5 Tips For Running A Successful Tender

The process of putting together a successful tender involves a lot of moving parts. With each stage having a big impact on the next, there's a lot to get right from the very beginning.

Here are 5 tips for running a successful tender.

1. Do your market research

The first thing to do in any tender process is make sure you've done your due diligence in researching the market. You can't develop a fit-for-market tender if you have no idea what it's capable of. Who are the biggest suppliers? What are their offerings? What kind of prices can you expect to pay? These are the kinds of questions that can be answered by researching your market.

This early research should be a mixture of straightforward internet searches, talking to firms in your industry about their suppliers and looking on specialist platforms like IBISWorld.

2. Engage the market, early

As useful as the above desktop research is, it can't match the knowledge of the market that the suppliers themselves have. By engaging with the market in a transparent manner, you'll be able to identify the capability of the market, potential innovations to the goods or services, or potential challenges the market might be facing as a whole.

Interaction with the prospective market, ensuring probity requirements are adhered to, usually delivers a better outcome. These interactions provide greater understanding to both parties of the requirements and provides suppliers with advanced notice of the upcoming tender so they can resource appropriately.

Engaging suppliers directly allows you to tailor a tender to your market.

3. Select the right procurement strategy

What should you include in the tender? What tier suppliers should you target? Should you approach a limited number of suppliers directly or launch the tender publicly because there's a lot of competition? The procurement strategy should be customised to the specific goods and services to be tendered and should not just be a duplication of what has occurred historically.

These are the kinds of things you need to think about as part of a procurement strategy and potentially address in the early market interactions in items 1 and 2 above.  The market research and sounding you conduct as part of the strategy development allows for a more comprehensive procurement strategy that aligns with the market capabilities.

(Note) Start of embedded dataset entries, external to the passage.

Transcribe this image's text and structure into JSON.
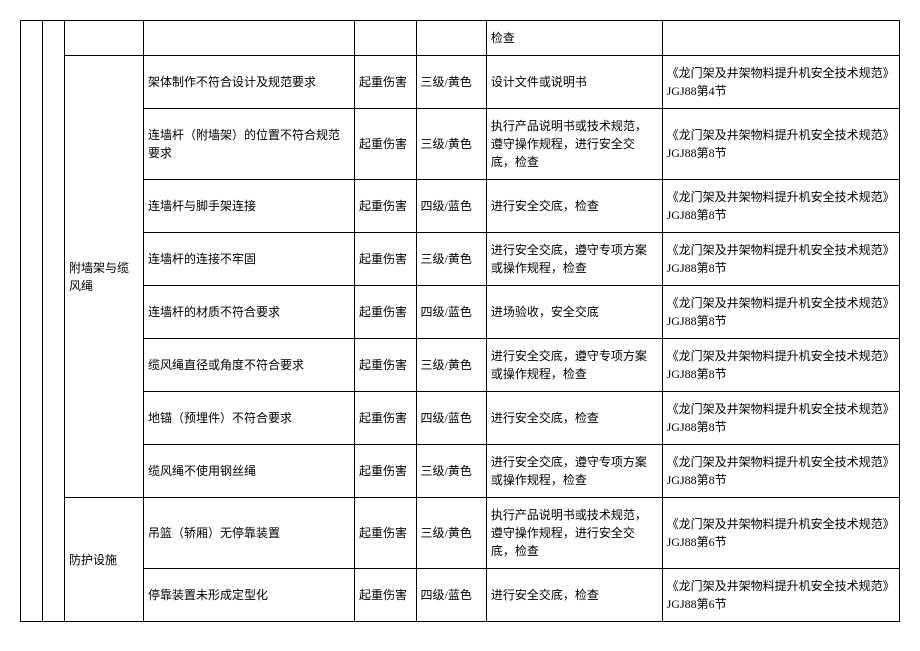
{
  "rows": [
    {
      "c": "",
      "hazard": "",
      "harm": "",
      "level": "",
      "measure": "检查",
      "ref": ""
    },
    {
      "c": "附墙架与缆风绳",
      "hazard": "架体制作不符合设计及规范要求",
      "harm": "起重伤害",
      "level": "三级/黄色",
      "measure": "设计文件或说明书",
      "ref": "《龙门架及井架物料提升机安全技术规范》JGJ88第4节"
    },
    {
      "c": "",
      "hazard": "连墙杆（附墙架）的位置不符合规范要求",
      "harm": "起重伤害",
      "level": "三级/黄色",
      "measure": "执行产品说明书或技术规范，遵守操作规程，进行安全交底，检查",
      "ref": "《龙门架及井架物料提升机安全技术规范》JGJ88第8节"
    },
    {
      "c": "",
      "hazard": "连墙杆与脚手架连接",
      "harm": "起重伤害",
      "level": "四级/蓝色",
      "measure": "进行安全交底，检查",
      "ref": "《龙门架及井架物料提升机安全技术规范》JGJ88第8节"
    },
    {
      "c": "",
      "hazard": "连墙杆的连接不牢固",
      "harm": "起重伤害",
      "level": "三级/黄色",
      "measure": "进行安全交底，遵守专项方案或操作规程，检查",
      "ref": "《龙门架及井架物料提升机安全技术规范》JGJ88第8节"
    },
    {
      "c": "",
      "hazard": "连墙杆的材质不符合要求",
      "harm": "起重伤害",
      "level": "四级/蓝色",
      "measure": "进场验收，安全交底",
      "ref": "《龙门架及井架物料提升机安全技术规范》JGJ88第8节"
    },
    {
      "c": "",
      "hazard": "缆风绳直径或角度不符合要求",
      "harm": "起重伤害",
      "level": "三级/黄色",
      "measure": "进行安全交底，遵守专项方案或操作规程，检查",
      "ref": "《龙门架及井架物料提升机安全技术规范》JGJ88第8节"
    },
    {
      "c": "",
      "hazard": "地锚（预埋件）不符合要求",
      "harm": "起重伤害",
      "level": "四级/蓝色",
      "measure": "进行安全交底，检查",
      "ref": "《龙门架及井架物料提升机安全技术规范》JGJ88第8节"
    },
    {
      "c": "",
      "hazard": "缆风绳不使用钢丝绳",
      "harm": "起重伤害",
      "level": "三级/黄色",
      "measure": "进行安全交底，遵守专项方案或操作规程，检查",
      "ref": "《龙门架及井架物料提升机安全技术规范》JGJ88第8节"
    },
    {
      "c": "防护设施",
      "hazard": "吊篮（轿厢）无停靠装置",
      "harm": "起重伤害",
      "level": "三级/黄色",
      "measure": "执行产品说明书或技术规范，遵守操作规程，进行安全交底，检查",
      "ref": "《龙门架及井架物料提升机安全技术规范》JGJ88第6节"
    },
    {
      "c": "",
      "hazard": "停靠装置未形成定型化",
      "harm": "起重伤害",
      "level": "四级/蓝色",
      "measure": "进行安全交底，检查",
      "ref": "《龙门架及井架物料提升机安全技术规范》JGJ88第6节"
    }
  ]
}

4. Make your tender work for suppliers, not against them

When you put a tender into the market, it's important to remember the time and effort suppliers have to invest into responding. They are usually very busy servicing other organisations, so always be sure to set realistic timeframes for a tender's duration.

Ensure the tender response requirements are in accordance with the value of the contract to the market and that the information being requested is actually required for evaluations. Too often the tender template utilised is not tailored to the process and suppliers are requested to provide information that is irrelevant to the particular good or service tendered.

Outlining response expectations and/or page limits on each criterion also enables suppliers to focus on the important elements of the tender in forming their response.

5. Choose a relevant evaluation strategy

It's critical that you adopt a strategy for evaluating the tender responses that is relevant to your business objectives and the outcome you wish to get from the process. Consider the elements that are most critical and provide these with a greater weighting in the evaluation scoring. Too often a business criticises or challenges the outcome of an evaluation process without properly detailing the required outcome and contributing to the development of the evaluation criteria and weightings.

Be realistic regarding evaluation and award timings too. The tendering company will program their workload and resourcing to account for when the contracted services are required. If award is then delayed by a lengthy period, it should come as no surprise that elements of their tender response have been impacted by this delay i.e., available resources, etc.